Monday, October 5, 2009

Virus (Dream Diary #3)

Last night I dreamt I was a carrier of some horrid disease. My skin was pale, my hands were cold, and the mucus in my nose clogged all breath. I was quarantined, I was exiled, I was isolated. But what drove me to panic was not my solitary confinement, or my wretched condition. I knew my fate, and it was far worse than death.

I was going to turn into a zombie.






By the way, Zombieland was a really good movie.

Sunday, September 20, 2009

Oh Goodness.

Heroes
Lost
Glee
Fringe
The Office
Dollhouse
Flashforward

My schedule is way too packed. I might have to stop spending time with my textbooks in order to keep up with this rigorous pace.

Thursday, September 17, 2009

Falling (Dream Diary #2)

I dreamt I stood on the top of a thick stone slab. That wavered as I stood upon it. It overlooked the deepest chasm. And the red of the rock beneath my feet was like the skin of the devil against the black of the gaping mouth below. As I walked along the scarlet sandstone, it tipped and gave way. And my body was flung like a doll into the empty space below.

Perhaps rock is not the best foundation.

Wednesday, September 16, 2009

An Apple.

As I walked towards the locker room after my fifth period class, twirling my TinkerToy invention in my hands, I felt my sandal slip and roll off a small sphere that gave slightly as I glided over it. I turned back to see a half-eaten, over-ripe, dirt brown apple in my previously taken path. Horrified and appalled I remosefully shouted back at it.

"Oh dear! I'm sorry!"

Tuesday, September 15, 2009

In Any Moment (Dream #1)

I dreamt I was devoured by a horrific black monster. It clung deftly to the ceiling and sprang as I strolled beneath it. By the mercy and love of Almighty God, I was sent back to Earth to live a while longer. But in any moment, any second, any blink of an eye, He may reclaim me.

I awoke. Fearing my life may be taken again. Slowly, coming to my senses, I regained my balance. Until I realized, my dream was not far from the truth.

I can die in any moment.

Can you?

Sunday, March 15, 2009

A long due letter.

Hello High School,
We've been a bit rough with each other lately. I must admit, you've been putting up a fairly good fight. It's been quite a challenge to rise and meet you everyday. However, I must make something absolutely clear.

You will not master me.

No longer will you delegate when I wake and when I sleep. No longer will you control when and where I devote my time. No longer will you deceive me into believing what's important.

You will not master me.

I will not bend to your all-consuming motives. I will not find my identity in what you deem is necessary. I will not compare myself with your lifeless drones called role models.

You will not master me.

Your rules and teachings may conquer. My friends and allies may fall. My mind and body may fail.

But you will not master me.

So bite me Monday. Bite me. And I'll make your teeth bleed.

Sincerely,
Alex Chiang

Tuesday, March 10, 2009

Another essay to my English teacher.

If you read the first essay posted on this blog then I'm sure you're delighted, and not so surprised, to hear that my English teacher had me rewrite it.  These are his comments.

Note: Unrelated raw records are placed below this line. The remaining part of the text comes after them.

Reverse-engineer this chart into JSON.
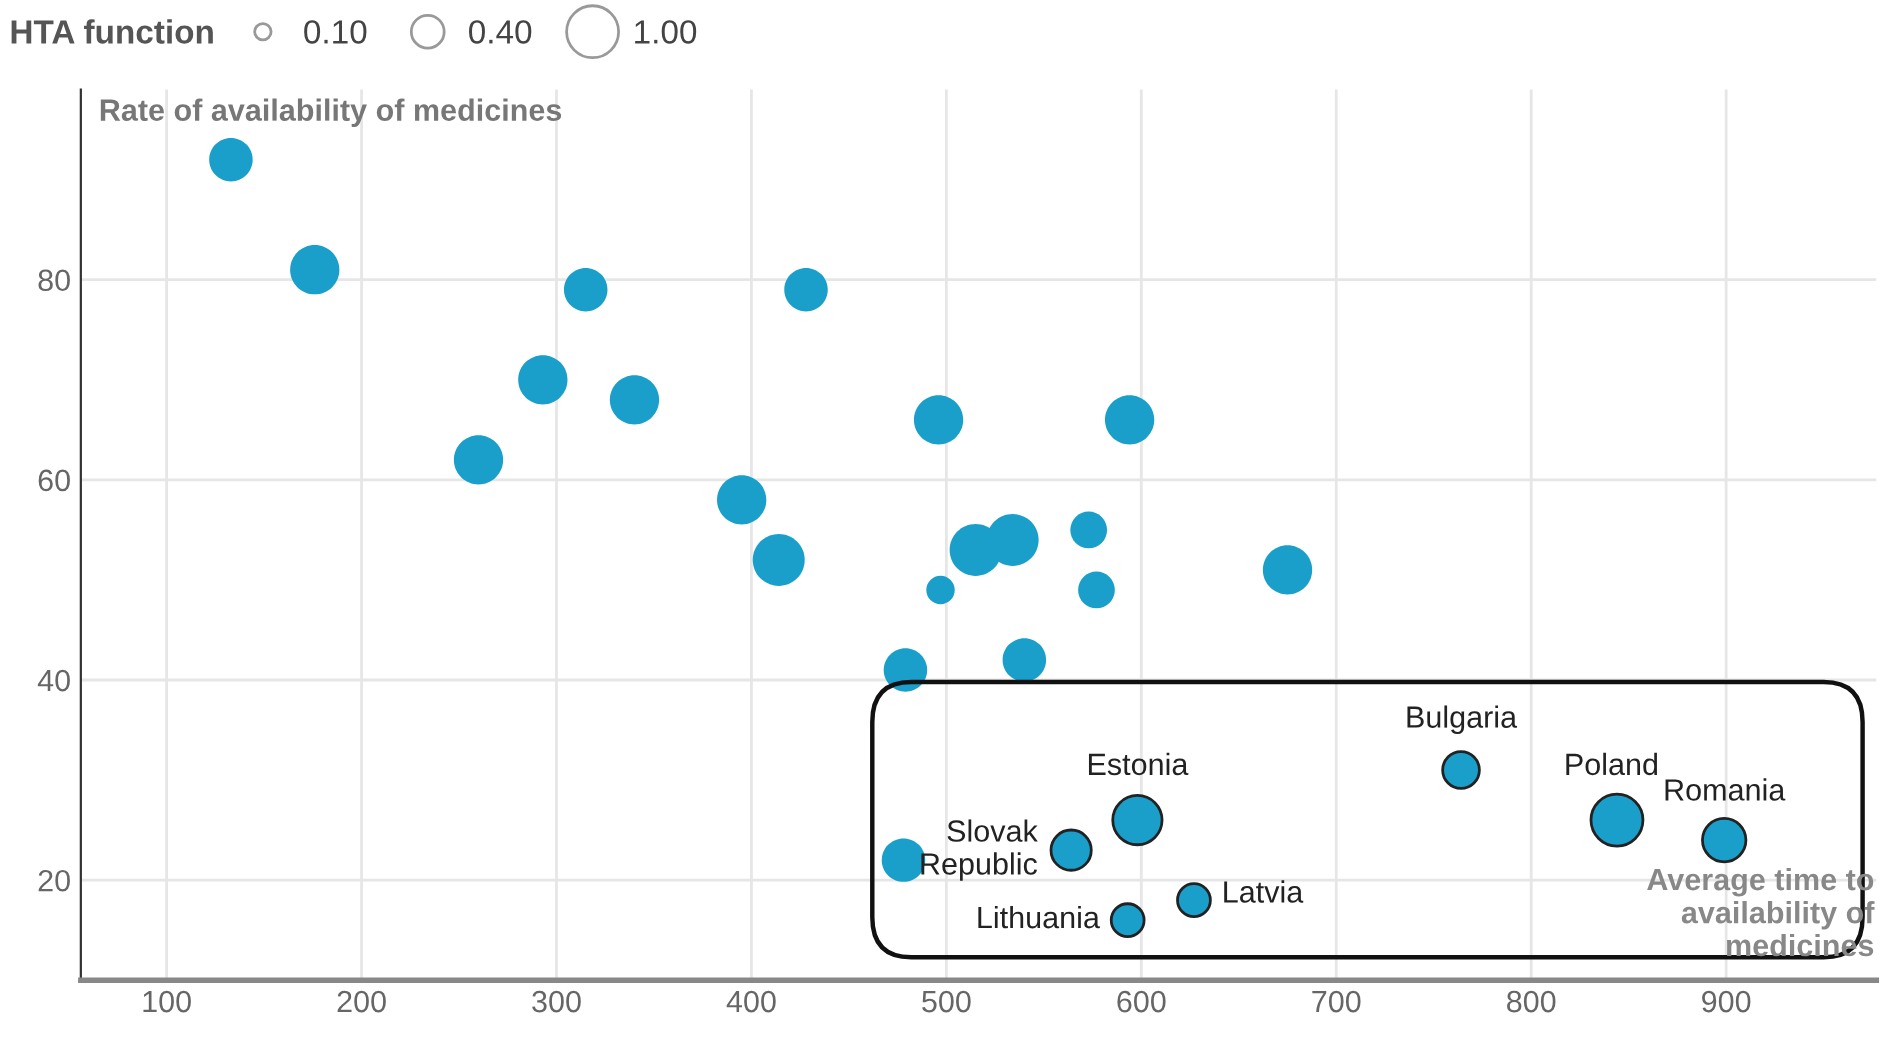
{
  "chart_data": {
    "type": "bubble",
    "xlabel": "Average time to availability of medicines",
    "ylabel": "Rate of availability of medicines",
    "legend_title": "HTA function",
    "grid": true,
    "xlim": [
      56,
      977
    ],
    "xticks": [
      100,
      200,
      300,
      400,
      500,
      600,
      700,
      800,
      900
    ],
    "ylim": [
      10,
      99
    ],
    "yticks": [
      20,
      40,
      60,
      80
    ],
    "size_legend": [
      {
        "value": 0.1,
        "label": "0.10"
      },
      {
        "value": 0.4,
        "label": "0.40"
      },
      {
        "value": 1.0,
        "label": "1.00"
      }
    ],
    "series": [
      {
        "color": "#1a9fcb",
        "x": [
          133,
          176,
          315,
          428,
          293,
          340,
          260,
          395,
          414,
          496,
          594,
          497,
          515,
          534,
          573,
          577,
          540,
          479,
          675,
          478
        ],
        "values": [
          92,
          81,
          79,
          79,
          70,
          68,
          62,
          58,
          52,
          66,
          66,
          49,
          53,
          54,
          55,
          49,
          42,
          41,
          51,
          22
        ],
        "sizes": [
          0.7,
          0.9,
          0.7,
          0.7,
          0.9,
          0.9,
          0.9,
          0.9,
          1.0,
          0.9,
          0.9,
          0.3,
          1.0,
          1.0,
          0.5,
          0.5,
          0.7,
          0.7,
          0.9,
          0.7
        ]
      },
      {
        "color": "#1a9fcb",
        "x": [
          564,
          598,
          764,
          844,
          899,
          593,
          627
        ],
        "values": [
          23,
          26,
          31,
          26,
          24,
          16,
          18
        ],
        "sizes": [
          0.6,
          0.9,
          0.5,
          1.0,
          0.7,
          0.4,
          0.4
        ]
      }
    ],
    "annotations": [
      {
        "text": "Slovak\nRepublic",
        "x": 564,
        "y": 23
      },
      {
        "text": "Estonia",
        "x": 598,
        "y": 26
      },
      {
        "text": "Bulgaria",
        "x": 764,
        "y": 31
      },
      {
        "text": "Poland",
        "x": 844,
        "y": 26
      },
      {
        "text": "Romania",
        "x": 899,
        "y": 24
      },
      {
        "text": "Lithuania",
        "x": 593,
        "y": 16
      },
      {
        "text": "Latvia",
        "x": 627,
        "y": 18
      }
    ]
  }
}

Alex–the prompt asks for an essay.  This is some hybrid of an essay and an apology letter, which was NOT the prompt.  *rewrite due tomorrow or -25 points.

This is how I interpreted it:
Alex–the prompt asks for five-paragraphs, typed, double-spaced, MLA Format.  This is not an essay.  It is way more than five paragraphs.  It does not have a proper heading.  It addresses the audience directly.  It ends with a valediction.  This is NOT acceptable.  How dare you try to do something different.  Stick with what everyone else is doing.  Don't try to be creative. *rewrite due tomorrow or -25 points (because that's the worst thing I can do to you)

The first thing I did was laugh.  The very nature of my previous essay was unacceptability.  This forced rewrite proved it was a success.

The second thing I did was look up the word essay.  Apparently, an essay is any literary composition about a certain topic.  So, even though it was disguised as, formatted as, a letter, my brain child was actually an essay.

The third thing I did, of course, was write my rewrite.

PS I have a 79.9% in this class. Haha.